Tamaulipas cerró 2025 con una tasa de suicidios de 4.1 por cada 100 mil habitantes, por debajo de la media nacional de 6.4. Sin embargo, las autoridades de salud advierten que la cifra sigue siendo preocupante, ya que durante el año pasado alrededor de 138 personas perdieron la vida por esta causa, incluidos dos menores de edad.

Eliana Guevara Peña, jefa del Departamento de Salud Mental y Prevención de Adicciones de la Secretaría de Salud estatal, reconoció la gravedad del problema y enfatizó la importancia de la prevención.

“Cualquier pérdida humana siempre es lamentablemente, sobre todo por causas de suicidio. Sabemos que es un problema de salud pública a nivel nacional e internacional, pero estamos trabajando constantemente para llegar a cada vez más jóvenes y sobre todo a los hombres, porque la mayor incidencia la tenemos en varones”, dijo.

Las autoridades explican que la disminución de casos respecto a 2024 no aminora la preocupación, ya que el suicidio es un fenómeno multifactorial.

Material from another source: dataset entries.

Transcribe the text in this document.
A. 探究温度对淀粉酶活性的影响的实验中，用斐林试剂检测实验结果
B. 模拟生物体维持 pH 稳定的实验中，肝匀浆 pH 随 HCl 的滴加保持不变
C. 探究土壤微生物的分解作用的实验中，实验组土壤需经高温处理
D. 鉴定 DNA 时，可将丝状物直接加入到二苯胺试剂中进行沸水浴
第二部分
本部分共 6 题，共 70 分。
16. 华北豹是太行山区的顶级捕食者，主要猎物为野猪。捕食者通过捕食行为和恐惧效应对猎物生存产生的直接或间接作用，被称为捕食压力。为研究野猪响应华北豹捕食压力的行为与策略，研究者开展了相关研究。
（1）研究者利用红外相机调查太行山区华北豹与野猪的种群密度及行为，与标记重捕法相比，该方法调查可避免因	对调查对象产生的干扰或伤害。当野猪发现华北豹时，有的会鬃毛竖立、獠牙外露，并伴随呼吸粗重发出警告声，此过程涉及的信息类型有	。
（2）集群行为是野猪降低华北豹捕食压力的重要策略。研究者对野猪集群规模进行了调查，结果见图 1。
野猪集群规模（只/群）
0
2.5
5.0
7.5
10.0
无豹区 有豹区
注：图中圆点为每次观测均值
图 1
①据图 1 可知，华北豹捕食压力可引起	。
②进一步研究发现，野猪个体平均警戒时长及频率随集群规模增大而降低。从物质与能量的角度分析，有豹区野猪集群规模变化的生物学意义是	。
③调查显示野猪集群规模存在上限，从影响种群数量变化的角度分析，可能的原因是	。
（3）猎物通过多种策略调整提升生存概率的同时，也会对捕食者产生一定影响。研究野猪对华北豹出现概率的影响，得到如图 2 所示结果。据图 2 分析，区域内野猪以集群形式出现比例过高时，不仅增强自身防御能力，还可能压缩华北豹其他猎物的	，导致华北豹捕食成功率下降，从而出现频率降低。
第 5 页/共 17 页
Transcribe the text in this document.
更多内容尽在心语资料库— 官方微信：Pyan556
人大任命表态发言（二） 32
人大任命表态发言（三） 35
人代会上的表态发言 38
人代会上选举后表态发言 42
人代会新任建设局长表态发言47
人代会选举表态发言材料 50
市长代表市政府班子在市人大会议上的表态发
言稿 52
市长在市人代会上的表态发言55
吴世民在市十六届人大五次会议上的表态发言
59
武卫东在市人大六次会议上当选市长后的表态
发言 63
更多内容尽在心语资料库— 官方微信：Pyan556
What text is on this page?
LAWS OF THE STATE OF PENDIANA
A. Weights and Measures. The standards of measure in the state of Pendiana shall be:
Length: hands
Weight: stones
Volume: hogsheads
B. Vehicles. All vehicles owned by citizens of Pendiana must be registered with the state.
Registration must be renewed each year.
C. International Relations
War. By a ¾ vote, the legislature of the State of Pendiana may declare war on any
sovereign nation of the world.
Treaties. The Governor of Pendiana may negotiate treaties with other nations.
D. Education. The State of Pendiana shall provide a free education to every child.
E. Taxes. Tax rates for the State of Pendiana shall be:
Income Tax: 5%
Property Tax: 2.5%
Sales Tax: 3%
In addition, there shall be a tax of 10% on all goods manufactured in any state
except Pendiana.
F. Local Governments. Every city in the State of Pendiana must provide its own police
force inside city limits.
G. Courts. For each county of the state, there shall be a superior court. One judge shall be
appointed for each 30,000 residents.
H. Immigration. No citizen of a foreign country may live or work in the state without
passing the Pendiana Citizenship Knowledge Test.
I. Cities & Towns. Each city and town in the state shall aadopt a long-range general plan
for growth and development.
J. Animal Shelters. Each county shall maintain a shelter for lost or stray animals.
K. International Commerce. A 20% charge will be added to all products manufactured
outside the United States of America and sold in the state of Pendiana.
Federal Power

“No depende únicamente de la atención a la salud mental; intervienen factores sociales, familiares y laborales, y también desequilibrios fisiológicos”, explicó Guevara Peña. Por ello, el trabajo del gobierno estatal se centra en concienciar a la población sobre la importancia de buscar ayuda y en brindar acompañamiento profesional a quienes atraviesan crisis.
Para reforzar esta estrategia, al cierre de 2025 se conformó el Consejo Estatal de Salud Mental y Adicciones, con el objetivo de coordinar acciones entre distintas dependencias y establecer responsabilidades claras para atender a personas con factores de riesgo. La funcionaria señaló que un acto de suicidio no necesariamente refleja cobardía, sino que muchas veces es un intento desesperado de encontrar soluciones.

“Necesitamos que la gente tome conciencia de la importancia que tiene la salud mental y acuda a los servicios de salud para recibir atención médica, psicológica o psiquiátrica”, indico.

A nivel estatal, Reynosa concentra la mayor parte de las muertes por suicidio. La funcionaria explicó que esto se debe a factores propios de la ciudad, como la alta competencia laboral y su condición de municipio fronterizo. Para atender esta situación, en la localidad operan tres centros comunitarios de salud mental y adicciones, donde aproximadamente 12 psicólogos brindan atención directa y seguimiento a quienes lo requieren.